Lo que es peor, se persiguió, se silenció, se mató públicamente a cualquiera que osase apuntar a otras medidas que sí eran positivas, como por ejemplo, revisar los niveles de vitamina D. Un dato que, demasiado tarde, se ha terminado reconociendo, era cierto y cuya importancia ahora ya nadie se atreve a negar: los niveles adecuados en nuestro organismo de esta vitamina nos protegen eficazmente ante enfermedades infecciosas de las vías respiratorias. 

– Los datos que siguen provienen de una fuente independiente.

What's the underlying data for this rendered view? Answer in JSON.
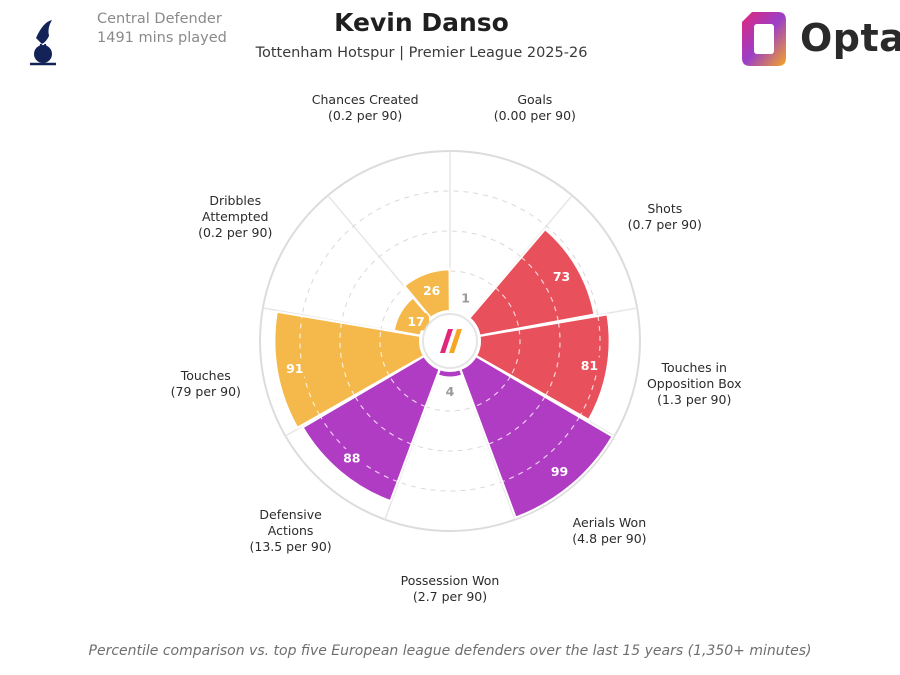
{
  "header": {
    "player_name": "Kevin Danso",
    "team_league": "Tottenham Hotspur | Premier League 2025-26",
    "position": "Central Defender",
    "minutes": "1491 mins played",
    "brand": "Opta"
  },
  "footer": {
    "note": "Percentile comparison vs. top five European league defenders over the last 15 years (1,350+ minutes)"
  },
  "colors": {
    "attacking": "#e8505b",
    "possession": "#f5b84a",
    "defending": "#b03cc4",
    "grid": "#dcdcdc",
    "label": "#2b2b2b",
    "club_navy": "#132257"
  },
  "chart_data": {
    "type": "polar-area",
    "scale": [
      0,
      100
    ],
    "grid": true,
    "metrics": [
      {
        "label": [
          "Goals",
          "(0.00 per 90)"
        ],
        "percentile": 1,
        "group": "attacking"
      },
      {
        "label": [
          "Shots",
          "(0.7 per 90)"
        ],
        "percentile": 73,
        "group": "attacking"
      },
      {
        "label": [
          "Touches in",
          "Opposition Box",
          "(1.3 per 90)"
        ],
        "percentile": 81,
        "group": "attacking"
      },
      {
        "label": [
          "Aerials Won",
          "(4.8 per 90)"
        ],
        "percentile": 99,
        "group": "defending"
      },
      {
        "label": [
          "Possession Won",
          "(2.7 per 90)"
        ],
        "percentile": 4,
        "group": "defending"
      },
      {
        "label": [
          "Defensive",
          "Actions",
          "(13.5 per 90)"
        ],
        "percentile": 88,
        "group": "defending"
      },
      {
        "label": [
          "Touches",
          "(79 per 90)"
        ],
        "percentile": 91,
        "group": "possession"
      },
      {
        "label": [
          "Dribbles",
          "Attempted",
          "(0.2 per 90)"
        ],
        "percentile": 17,
        "group": "possession"
      },
      {
        "label": [
          "Chances Created",
          "(0.2 per 90)"
        ],
        "percentile": 26,
        "group": "possession"
      }
    ]
  }
}
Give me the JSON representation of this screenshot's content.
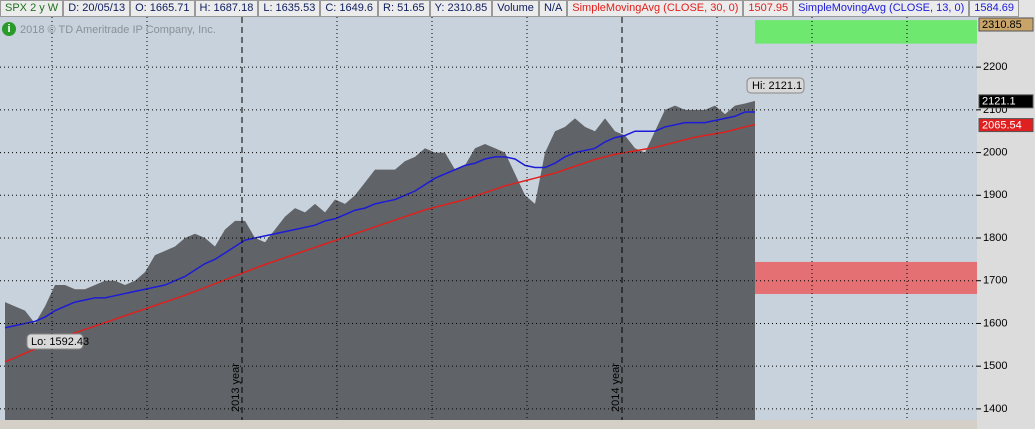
{
  "chart_data": {
    "type": "area",
    "header_fields": [
      "D: 20/05/13",
      "O: 1665.71",
      "H: 1687.18",
      "L: 1635.53",
      "C: 1649.6",
      "R: 51.65",
      "Y: 2310.85",
      "Volume",
      "N/A"
    ],
    "watermark": "2018 © TD Ameritrade IP Company, Inc.",
    "annotations": {
      "hi": "Hi: 2121.1",
      "lo": "Lo: 1592.43",
      "year1": "2013 year",
      "year2": "2014 year"
    },
    "series": [
      {
        "name": "SPX 2 y W",
        "color": "#606368",
        "values": [
          1650,
          1640,
          1630,
          1600,
          1640,
          1690,
          1690,
          1680,
          1680,
          1690,
          1700,
          1700,
          1690,
          1700,
          1720,
          1760,
          1770,
          1780,
          1800,
          1810,
          1800,
          1780,
          1820,
          1840,
          1840,
          1800,
          1790,
          1820,
          1850,
          1870,
          1860,
          1880,
          1860,
          1890,
          1880,
          1900,
          1930,
          1960,
          1960,
          1960,
          1980,
          1990,
          2010,
          2000,
          2000,
          1960,
          1970,
          2010,
          2020,
          2010,
          2000,
          1950,
          1900,
          1880,
          2000,
          2050,
          2060,
          2080,
          2060,
          2050,
          2080,
          2050,
          2040,
          2010,
          2000,
          2050,
          2100,
          2110,
          2100,
          2100,
          2100,
          2110,
          2090,
          2110,
          2115,
          2121.1
        ]
      },
      {
        "name": "SimpleMovingAvg (CLOSE, 30, 0)",
        "color": "#e0201c",
        "current": 1507.95,
        "values": [
          1510,
          1520,
          1530,
          1540,
          1550,
          1560,
          1570,
          1578,
          1586,
          1594,
          1602,
          1610,
          1618,
          1626,
          1634,
          1642,
          1650,
          1658,
          1666,
          1675,
          1684,
          1693,
          1702,
          1711,
          1720,
          1729,
          1738,
          1746,
          1754,
          1762,
          1770,
          1778,
          1786,
          1794,
          1802,
          1810,
          1818,
          1826,
          1834,
          1842,
          1850,
          1858,
          1866,
          1872,
          1878,
          1884,
          1890,
          1898,
          1906,
          1914,
          1922,
          1928,
          1934,
          1940,
          1946,
          1952,
          1960,
          1968,
          1976,
          1984,
          1990,
          1996,
          2000,
          2004,
          2008,
          2012,
          2018,
          2024,
          2030,
          2036,
          2040,
          2044,
          2048,
          2054,
          2060,
          2065.54
        ]
      },
      {
        "name": "SimpleMovingAvg (CLOSE, 13, 0)",
        "color": "#1c1cd8",
        "current": 1584.69,
        "values": [
          1590,
          1595,
          1600,
          1605,
          1615,
          1630,
          1640,
          1650,
          1655,
          1660,
          1660,
          1665,
          1670,
          1675,
          1680,
          1685,
          1690,
          1700,
          1710,
          1725,
          1740,
          1750,
          1765,
          1780,
          1795,
          1800,
          1805,
          1810,
          1815,
          1820,
          1825,
          1830,
          1840,
          1845,
          1855,
          1865,
          1870,
          1880,
          1885,
          1890,
          1900,
          1910,
          1925,
          1940,
          1950,
          1960,
          1970,
          1975,
          1985,
          1990,
          1990,
          1985,
          1970,
          1965,
          1965,
          1975,
          1990,
          2000,
          2005,
          2010,
          2025,
          2035,
          2040,
          2050,
          2050,
          2050,
          2060,
          2065,
          2070,
          2070,
          2070,
          2075,
          2080,
          2085,
          2095,
          2095
        ]
      }
    ],
    "bands": [
      {
        "from": 2255,
        "to": 2310,
        "color": "#6ee86e"
      },
      {
        "from": 1669,
        "to": 1744,
        "color": "#e47074"
      }
    ],
    "axis_markers": [
      {
        "value": 2310.85,
        "bg": "#c8a468",
        "color": "#000000"
      },
      {
        "value": 2121.1,
        "bg": "#000000",
        "color": "#ffffff"
      },
      {
        "value": 2065.54,
        "bg": "#e02020",
        "color": "#ffffff"
      }
    ],
    "ylim": [
      1374,
      2315
    ],
    "yticks": [
      1400,
      1500,
      1600,
      1700,
      1800,
      1900,
      2000,
      2100,
      2200
    ],
    "grid": true
  }
}
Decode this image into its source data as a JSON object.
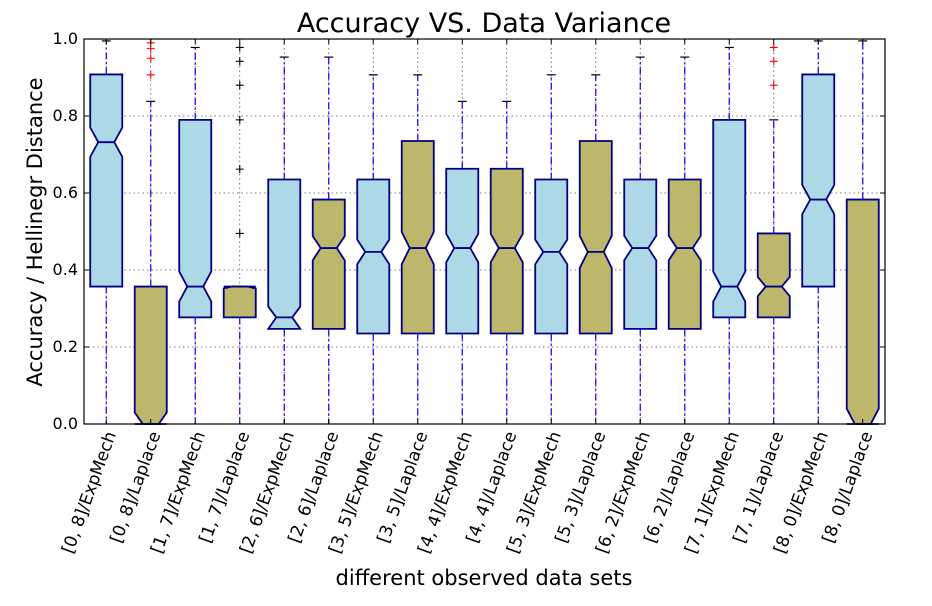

Es más, hubo estudios que afirmaron que si se hubiera apostado por analizar los niveles de esta vitamina en pacientes graves durante la pandemia, las muertes se habrían reducido notablemente. Pero no se quiso prestar atención y se siguió presionando a la población para que tomasen medicamentos cuya seguridad y eficacia no se habían testado. Hoy, también entre censura y silencio, podemos ir comprobando que no eran seguros ni eficaces.

Me considero una persona responsable, y en lo que a la salud se refiere, posiblemente sea excesivamente miedosa. Pero prefiero la prudencia al lamento y por eso siempre procuro informarme, consultar a expertos libres e independientes que demuestran con su carrera profesional sus aciertos. Nadie nace sabiendo, y desde la prudencia, siempre he tratado a mis lectores con el debido respeto, tratando de aportar información rigurosa y contrastada que de alguna manera sirviera para tomar decisiones basadas en criterios confiables.

La línea entre el miedo y la pérdida de libertades y derechos es demasiado débil como para tomar todo esto a la ligera. Presas del miedo somos capaces de renunciar a lo que sea, sobre todo, a la razón. Soy consciente de ello porque el miedo no me es ajeno. Pero cuando resulta que de tu miedo otros obtienen beneficios y, por lo que se ve, le cogen el gusto a imponer sin sentido científico, es necesario alertar y hacer pensar a quienes leen estas líneas.

Estamos de nuevo en la antesala de la imposición de medidas que han demostrado no servir, y en algunos casos, perjudicar. Es tiempo de preguntarnos si hemos aprendido algo de estos últimos años, si de verdad nos hemos enterado de lo que realmente ha pasado y del retroceso tan brutal que hemos tenido a la hora de poder informarnos, de ser críticos y libres. La salud está en juego, como lo está nuestra capacidad de ser responsables e informarnos lo mejor posible a la hora de tomar nuestras propias decisiones, si es que queda alguna que podamos tomar.